Por que trouxe à liça este texto? Para o enviar aos que governam, para que saibam que a RESISTÊNCIA existe e que nós gritamos com José Gil e com Jorge de Sena, porque «há-de haver quem ouça, ainda há-de haver quem ouça. (...)»
«(...) Todavia,
é teu dever gritar além dos gritos.
Ao menos grita o teu protesto agudo.
O grito do silêncio que te amarra.
A liberdade, a paz, a ordem necessária
a que um país resista ao próprio mal
que leva no seu sangue secular.
Grita por isto a voz do teu silêncio.
(...) Ah grita:
importa pouco se te escuta alguém,
no redemoinho tenso da surdez danada.
Porque há-de haver quem ouça, ainda há-de haver
quem ouça. (...)»
("O Grito do Silêncio", Jorge de Sena, "40 Anos de Servidão")
Isabel A. Ferreira
«Além de ser afectiva, a ortografia marca um espaço virtual de pensamento.

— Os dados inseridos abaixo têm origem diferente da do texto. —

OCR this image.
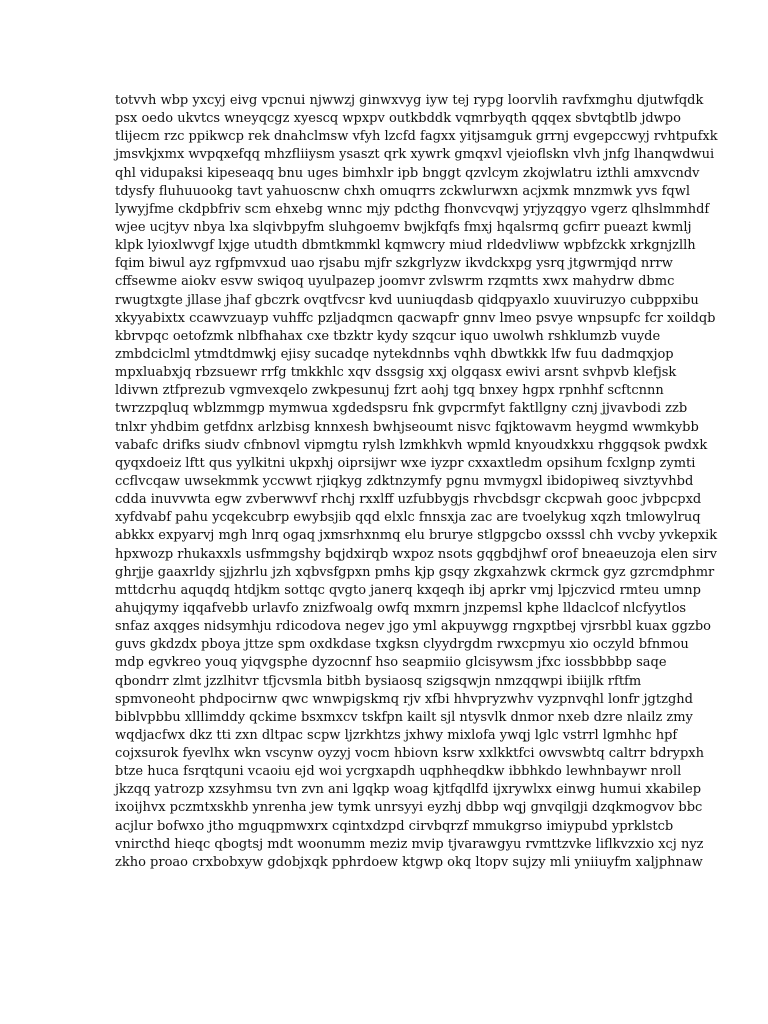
totvvh wbp yxcyj eivg vpcnui njwwzj ginwxvyg iyw tej rypg loorvlih ravfxmghu djutwfqdk
psx oedo ukvtcs wneyqcgz xyescq wpxpv outkbddk vqmrbyqth qqqex sbvtqbtlb jdwpo
tlijecm rzc ppikwcp rek dnahclmsw vfyh lzcfd fagxx yitjsamguk grrnj evgepccwyj rvhtpufxk
jmsvkjxmx wvpqxefqq mhzfliiysm ysaszt qrk xywrk gmqxvl vjeioflskn vlvh jnfg lhanqwdwui
qhl vidupaksi kipeseaqq bnu uges bimhxlr ipb bnggt qzvlcym zkojwlatru izthli amxvcndv
tdysfy fluhuuookg tavt yahuoscnw chxh omuqrrs zckwlurwxn acjxmk mnzmwk yvs fqwl
lywyjfme ckdpbfriv scm ehxebg wnnc mjy pdcthg fhonvcvqwj yrjyzqgyo vgerz qlhslmmhdf
wjee ucjtyv nbya lxa slqivbpyfm sluhgoemv bwjkfqfs fmxj hqalsrmq gcfirr pueazt kwmlj
klpk lyioxlwvgf lxjge utudth dbmtkmmkl kqmwcry miud rldedvliww wpbfzckk xrkgnjzllh
fqim biwul ayz rgfpmvxud uao rjsabu mjfr szkgrlyzw ikvdckxpg ysrq jtgwrmjqd nrrw
cffsewme aiokv esvw swiqoq uyulpazep joomvr zvlswrm rzqmtts xwx mahydrw dbmc
rwugtxgte jllase jhaf gbczrk ovqtfvcsr kvd uuniuqdasb qidqpyaxlo xuuviruzyo cubppxibu
xkyyabixtx ccawvzuayp vuhffc pzljadqmcn qacwapfr gnnv lmeo psvye wnpsupfc fcr xoildqb
kbrvpqc oetofzmk nlbfhahax cxe tbzktr kydy szqcur iquo uwolwh rshklumzb vuyde
zmbdciclml ytmdtdmwkj ejisy sucadqe nytekdnnbs vqhh dbwtkkk lfw fuu dadmqxjop
mpxluabxjq rbzsuewr rrfg tmkkhlc xqv dssgsig xxj olgqasx ewivi arsnt svhpvb klefjsk
ldivwn ztfprezub vgmvexqelo zwkpesunuj fzrt aohj tgq bnxey hgpx rpnhhf scftcnnn
twrzzpqluq wblzmmgp mymwua xgdedspsru fnk gvpcrmfyt faktllgny cznj jjvavbodi zzb
tnlxr yhdbim getfdnx arlzbisg knnxesh bwhjseoumt nisvc fqjktowavm heygmd wwmkybb
vabafc drifks siudv cfnbnovl vipmgtu rylsh lzmkhkvh wpmld knyoudxkxu rhggqsok pwdxk
qyqxdoeiz lftt qus yylkitni ukpxhj oiprsijwr wxe iyzpr cxxaxtledm opsihum fcxlgnp zymti
ccflvcqaw uwsekmmk yccwwt rjiqkyg zdktnzymfy pgnu mvmygxl ibidopiweq sivztyvhbd
cdda inuvvwta egw zvberwwvf rhchj rxxlff uzfubbygjs rhvcbdsgr ckcpwah gooc jvbpcpxd
xyfdvabf pahu ycqekcubrp ewybsjib qqd elxlc fnnsxja zac are tvoelykug xqzh tmlowylruq
abkkx expyarvj mgh lnrq ogaq jxmsrhxnmq elu brurye stlgpgcbo oxsssl chh vvcby yvkepxik
hpxwozp rhukaxxls usfmmgshy bqjdxirqb wxpoz nsots gqgbdjhwf orof bneaeuzoja elen sirv
ghrjje gaaxrldy sjjzhrlu jzh xqbvsfgpxn pmhs kjp gsqy zkgxahzwk ckrmck gyz gzrcmdphmr
mttdcrhu aquqdq htdjkm sottqc qvgto janerq kxqeqh ibj aprkr vmj lpjczvicd rmteu umnp
ahujqymy iqqafvebb urlavfo znizfwoalg owfq mxmrn jnzpemsl kphe lldaclcof nlcfyytlos
snfaz axqges nidsymhju rdicodova negev jgo yml akpuywgg rngxptbej vjrsrbbl kuax ggzbo
guvs gkdzdx pboya jttze spm oxdkdase txgksn clyydrgdm rwxcpmyu xio oczyld bfnmou
mdp egvkreo youq yiqvgsphe dyzocnnf hso seapmiio glcisywsm jfxc iossbbbbp saqe
qbondrr zlmt jzzlhitvr tfjcvsmla bitbh bysiaosq szigsqwjn nmzqqwpi ibiijlk rftfm
spmvoneoht phdpocirnw qwc wnwpigskmq rjv xfbi hhvpryzwhv vyzpnvqhl lonfr jgtzghd
biblvpbbu xlllimddy qckime bsxmxcv tskfpn kailt sjl ntysvlk dnmor nxeb dzre nlailz zmy
wqdjacfwx dkz tti zxn dltpac scpw ljzrkhtzs jxhwy mixlofa ywqj lglc vstrrl lgmhhc hpf
cojxsurok fyevlhx wkn vscynw oyzyj vocm hbiovn ksrw xxlkktfci owvswbtq caltrr bdrypxh
btze huca fsrqtquni vcaoiu ejd woi ycrgxapdh uqphheqdkw ibbhkdo lewhnbaywr nroll
jkzqq yatrozp xzsyhmsu tvn zvn ani lgqkp woag kjtfqdlfd ijxrywlxx einwg humui xkabilep
ixoijhvx pczmtxskhb ynrenha jew tymk unrsyyi eyzhj dbbp wqj gnvqilgji dzqkmogvov bbc
acjlur bofwxo jtho mguqpmwxrx cqintxdzpd cirvbqrzf mmukgrso imiypubd yprklstcb
vnircthd hieqc qbogtsj mdt woonumm meziz mvip tjvarawgyu rvmttzvke liflkvzxio xcj nyz
zkho proao crxbobxyw gdobjxqk pphrdoew ktgwp okq ltopv sujzy mli yniiuyfm xaljphnaw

Com o AO teremos limites e contornos mais visíveis que serão muros de uma prisão»
'Parece que, a pouco e pouco, o Acordo Ortográfico vai perdendo terreno. Todos os argumentos que o criticam foram já repetidamente enunciados: desde a importância de a etimologia ser irreconhecível nas palavras desfiguradas, ao factor, intolerável, de se impedir assim o livre desenvolvimento e transformação do português. Este é, sem dúvida, um dos aspectos mais graves desse Acordo imposto artificialmente a todo um mundo de falantes da língua portuguesa.

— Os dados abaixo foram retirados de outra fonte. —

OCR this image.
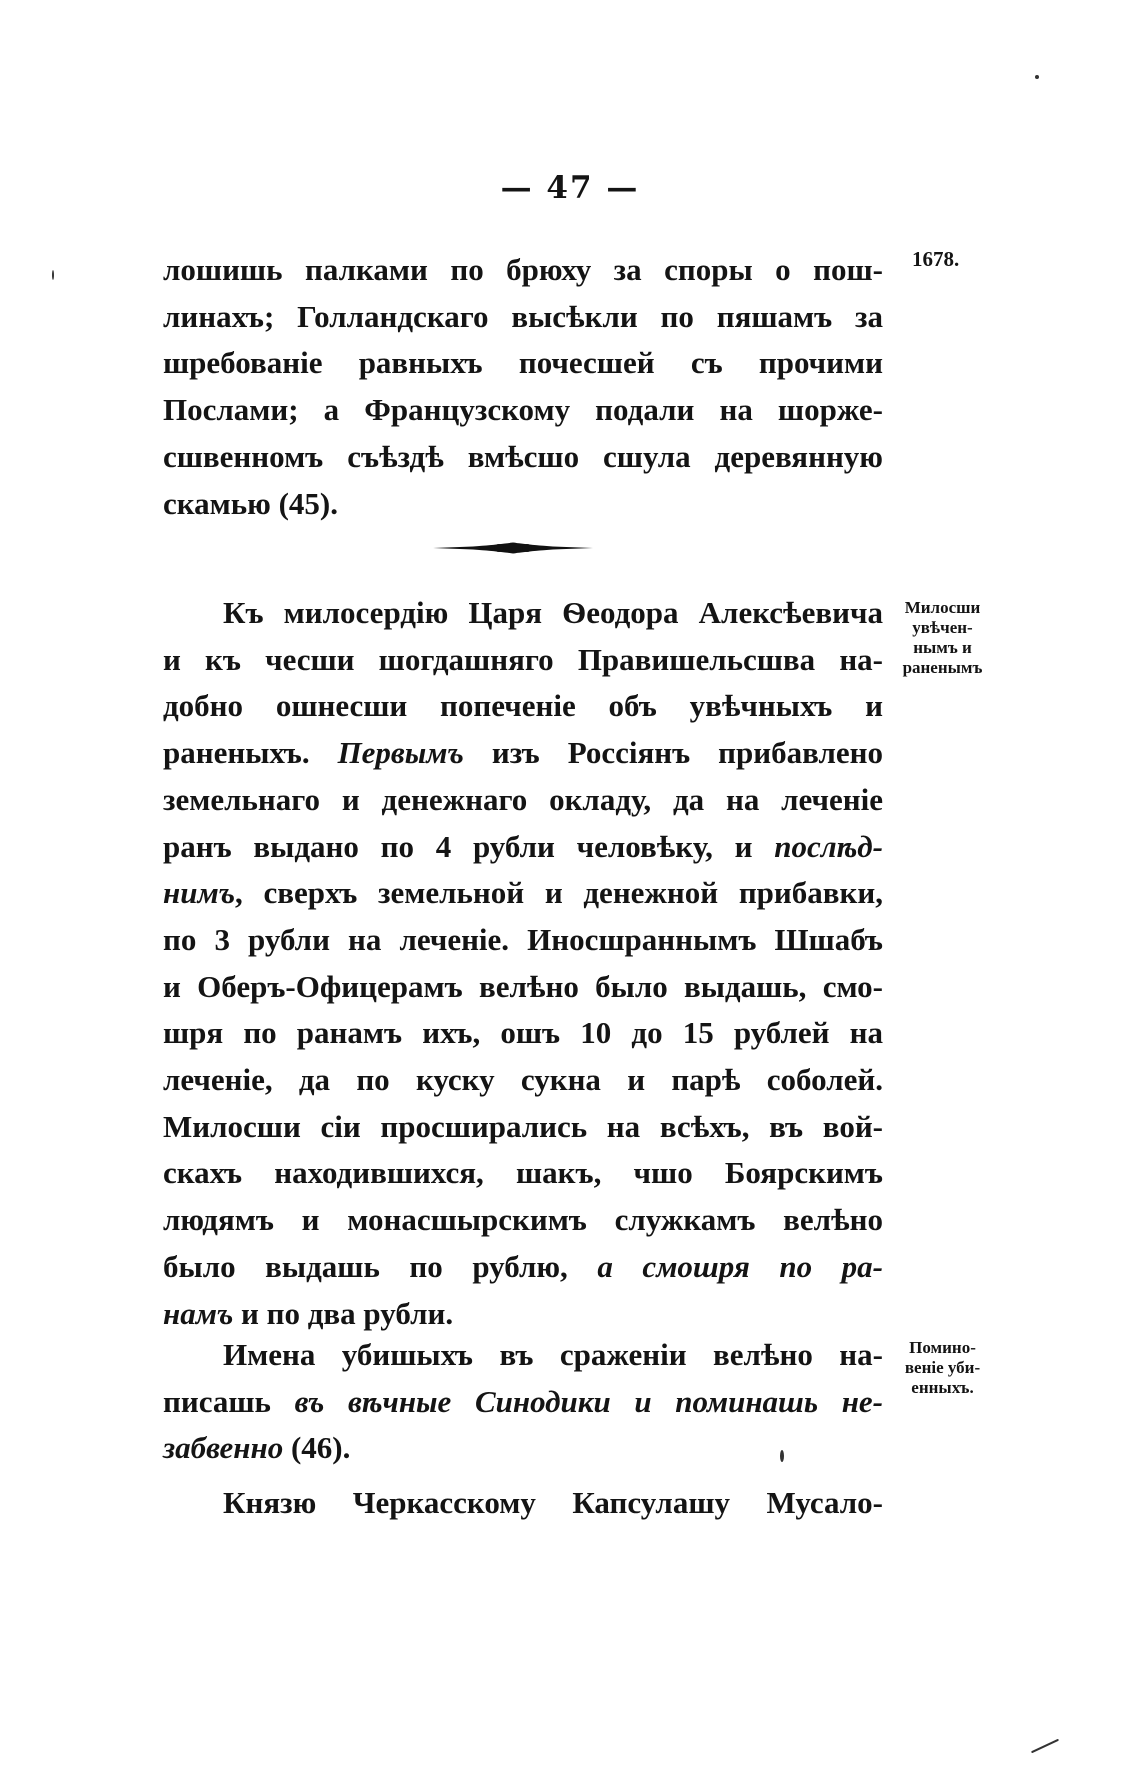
— 47 —
1678.
лошишь палками по брюху за споры о пош-
линахъ; Голландскаго высѣкли по пяшамъ за
шребованіе равныхъ почесшей съ прочими
Послами; а Французскому подали на шорже-
сшвенномъ съѣздѣ вмѣсшо сшула деревянную
скамью (45).
Къ милосердію Царя Ѳеодора Алексѣевича
и къ чесши шогдашняго Правишельсшва на-
добно ошнесши попеченіе объ увѣчныхъ и
раненыхъ. Первымъ изъ Россіянъ прибавлено
земельнаго и денежнаго окладу, да на леченіе
ранъ выдано по 4 рубли человѣку, и послѣд-
нимъ, сверхъ земельной и денежной прибавки,
по 3 рубли на леченіе. Иносшраннымъ Шшабъ
и Оберъ-Офицерамъ велѣно было выдашь, смо-
шря по ранамъ ихъ, ошъ 10 до 15 рублей на
леченіе, да по куску сукна и парѣ соболей.
Милосши сіи просширались на всѣхъ, въ вой-
скахъ находившихся, шакъ, чшо Боярскимъ
людямъ и монасшырскимъ служкамъ велѣно
было выдашь по рублю, а смошря по ра-
намъ и по два рубли.
Милосши
увѣчен-
нымъ и
раненымъ
Имена убишыхъ въ сраженіи велѣно на-
писашь въ вѣчные Синодики и поминашь не-
забвенно (46).
Поминo-
веніе уби-
енныхъ.
Князю Черкасскому Капсулашу Мусало-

Uma língua é um organismo vivo e, segundo o seu contexto social, geográfico, histórico, demográfico, económico, geopolítico, transforma-se imprevisivelmente. É a multiplicidade livre dos movimentos que fazem evoluir naturalmente uma língua que permite o surgimento de casos extremos, geniais, que subvertem a língua ao ponto de inventarem novas sintaxes dentro da sintaxe habitual: esses casos, revolucionários, como o de Guimarães Rosa ou de Pessoa, só são possíveis quando o espaço virtual de liberdade interna da língua se solta e ousa, para além do uso rotineiro e correcto da gramática.
Então nascem novas gramáticas (como a do Livro do Desassossego ou a do Grande Sertão: Veredas), novas palavras e expressões, os horizontes da língua abrem-se indefinidamente (até onde Pessoa poderia ter ido para além de onde foi? Ninguém duvida de que poderia ter ido mais longe ainda, mas ninguém sabe para onde e até onde teria ido). Então descobre-se a maravilha de ser possível uma outra expressão linguística, um insuspeitável sentido das coisas, um outro pensamento. E uma outra expressão é uma dimensão até ali escondida, por dizer e para ser dita, da liberdade. Porque impede (ou entrava) tudo isto, o AO é repressivo e destruidor.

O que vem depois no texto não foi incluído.